In May, the U.S. Department of Commerce placed Huawei and 68 subsidiaries on an “entity list” on national security grounds, which effectively banned it from doing business with U.S. companies unless it applies for a special license. U.S. authorities have since added more Huawei subsidiaries to the list.
“To tell a tech company that it can sell products, but not buy an operating system or chips, is like telling a hotel company that it can open its doors, but not put beds in its hotel rooms or food in its restaurant,” Smith told Bloomberg.
The senators, including Tom Cotton (R-Ark.), Marco Rubio (R-Fla.), Rick Scott (R-Fla.), Mike Braun (R-Ind.), and Josh Hawley (R-Mo.), listed examples of Huawei’s cyberespionage and technology theft.
“We appreciate Microsoft’s communications with our offices and your understanding of the threats posed by Huawei. We also understand that many American companies have conducted business in good faith with Huawei and other Chinese telecommunications companies,” the letter stated.

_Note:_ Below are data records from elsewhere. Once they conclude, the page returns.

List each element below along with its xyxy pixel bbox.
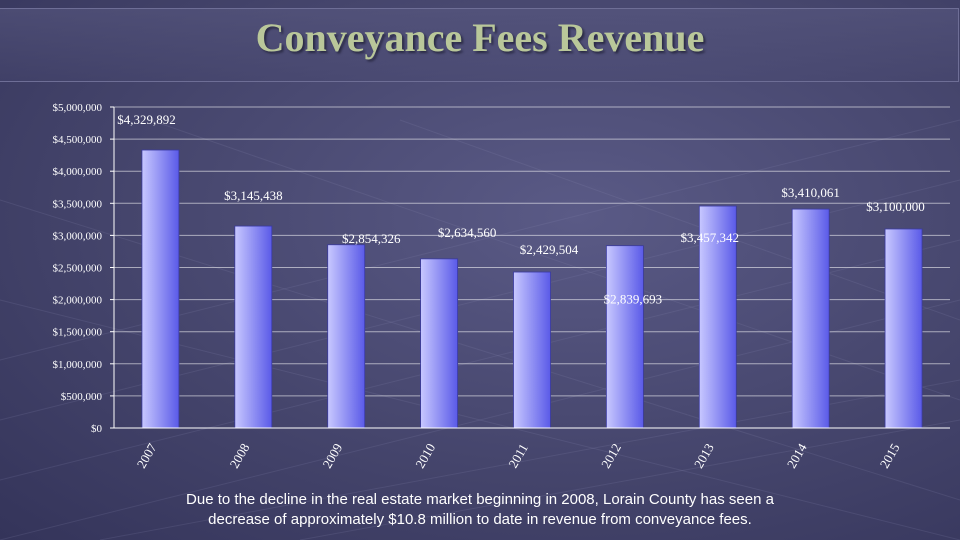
y-tick-label: $1,000,000 <box>53 359 103 371</box>
y-tick-label: $0 <box>91 423 103 435</box>
x-tick-label-2007: 2007 <box>134 440 160 470</box>
y-tick-label: $2,000,000 <box>53 295 103 307</box>
data-label-2009: $2,854,326 <box>342 231 401 246</box>
data-label-2011: $2,429,504 <box>520 242 579 257</box>
y-tick-label: $500,000 <box>61 391 103 403</box>
caption-line-2: decrease of approximately $10.8 million … <box>208 511 752 528</box>
bar-2013 <box>698 205 737 429</box>
bar-2012 <box>605 245 644 429</box>
y-tick-label: $4,500,000 <box>53 134 103 146</box>
y-tick-label: $2,500,000 <box>53 263 103 275</box>
y-tick-label: $1,500,000 <box>53 327 103 339</box>
x-tick-label-2012: 2012 <box>598 441 624 471</box>
y-tick-label: $5,000,000 <box>53 102 103 114</box>
data-label-2007: $4,329,892 <box>117 112 176 127</box>
caption-line-1: Due to the decline in the real estate ma… <box>186 491 774 508</box>
data-label-2014: $3,410,061 <box>781 185 840 200</box>
bar-2010 <box>420 258 459 429</box>
bar-2008 <box>234 225 273 429</box>
x-tick-label-2010: 2010 <box>412 441 438 471</box>
x-tick-label-2009: 2009 <box>319 441 345 471</box>
y-tick-label: $4,000,000 <box>53 166 103 178</box>
x-tick-label-2008: 2008 <box>226 441 252 471</box>
bar-2011 <box>513 271 551 429</box>
data-label-2013: $3,457,342 <box>681 230 740 245</box>
bar-2007 <box>141 149 180 429</box>
x-tick-label-2015: 2015 <box>877 441 903 471</box>
data-label-2008: $3,145,438 <box>224 188 283 203</box>
data-label-2015: $3,100,000 <box>866 199 925 214</box>
x-tick-label-2013: 2013 <box>691 441 717 471</box>
data-label-2010: $2,634,560 <box>438 225 497 240</box>
bar-2015 <box>884 228 923 429</box>
chart-title: Conveyance Fees Revenue <box>255 15 705 60</box>
y-tick-label: $3,000,000 <box>53 230 103 242</box>
bar-2009 <box>327 244 366 429</box>
x-tick-label-2014: 2014 <box>784 440 810 470</box>
bar-2014 <box>791 208 830 429</box>
x-tick-label-2011: 2011 <box>505 441 531 471</box>
title-box <box>0 8 959 82</box>
y-tick-label: $3,500,000 <box>53 198 103 210</box>
bar-chart: $0 $500,000 $1,000,000 $1,500,000 $2,000,000… <box>53 102 950 471</box>
caption: Due to the decline in the real estate ma… <box>100 490 860 530</box>
data-label-2012: $2,839,693 <box>604 292 663 307</box>
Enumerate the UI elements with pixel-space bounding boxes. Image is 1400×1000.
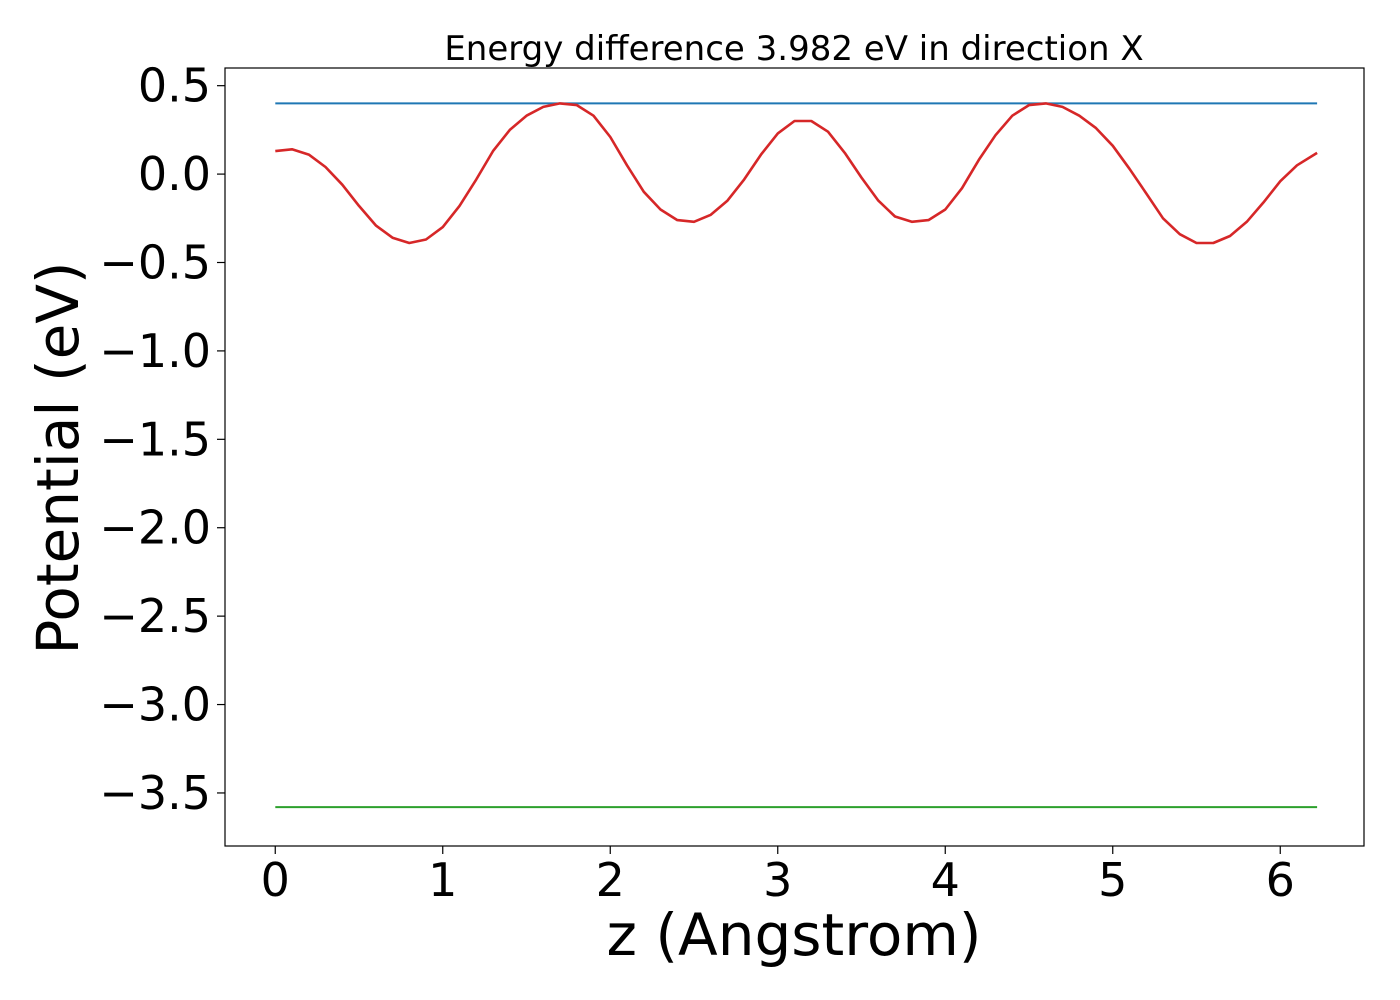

“We believe, however, that a review of publicly available evidence indicates that the security concerns about Huawei are real and urgent.”
The senators also quoted Secretary of Defense Mark Esper, who cautioned European allies against China’s security threats, during a speech in September.
“Huawei is the means by which China would get into our networks and our systems, and either attempt to extract information or to corrupt it, or to undermine what we’re trying to do,” Esper said.
Concerns About Huawei
Huawei is a major Microsoft customer, using Microsoft software for its devices.“The CCP has office space and minders inside Huawei’s Shenzhen headquarters,” the senators’ letter states.
The China Development Bank, a financial institution under the cabinet-like State Council, has “closely worked with Huawei since 1998 and signed a cooperation agreement with Huawei in 2009 to supply it with $30 billion in low-interest loans,” according to a 2009 report on state media Xinhua.
Trade Theft and Espionage
The Chinese company is currently indicted in two U.S. cases. It is charged with bank fraud and violating U.S. sanctions on Iran by allegedly misrepresenting to U.S.-based banks its relationship with a subsidiary that did business in the country.In a separate indictment, Huawei is charged with stealing trade secrets from U.S. mobile carrier T-mobile relating to a cellphone-testing robot.
In January, Polish authorities arrested a Huawei sales director who previously worked at the Chinese consulate in Poland’s capital on spying charges. Huawei fired the employee three days later.
Earlier in the same month, U.S. President Donald Trump called Huawei “a big concern of our military [and] of our intelligence agencies,” and reaffirmed that they are “not doing business with Huawei.”
“It’ll stop almost completely in a very short period of time,” he said at the press conference.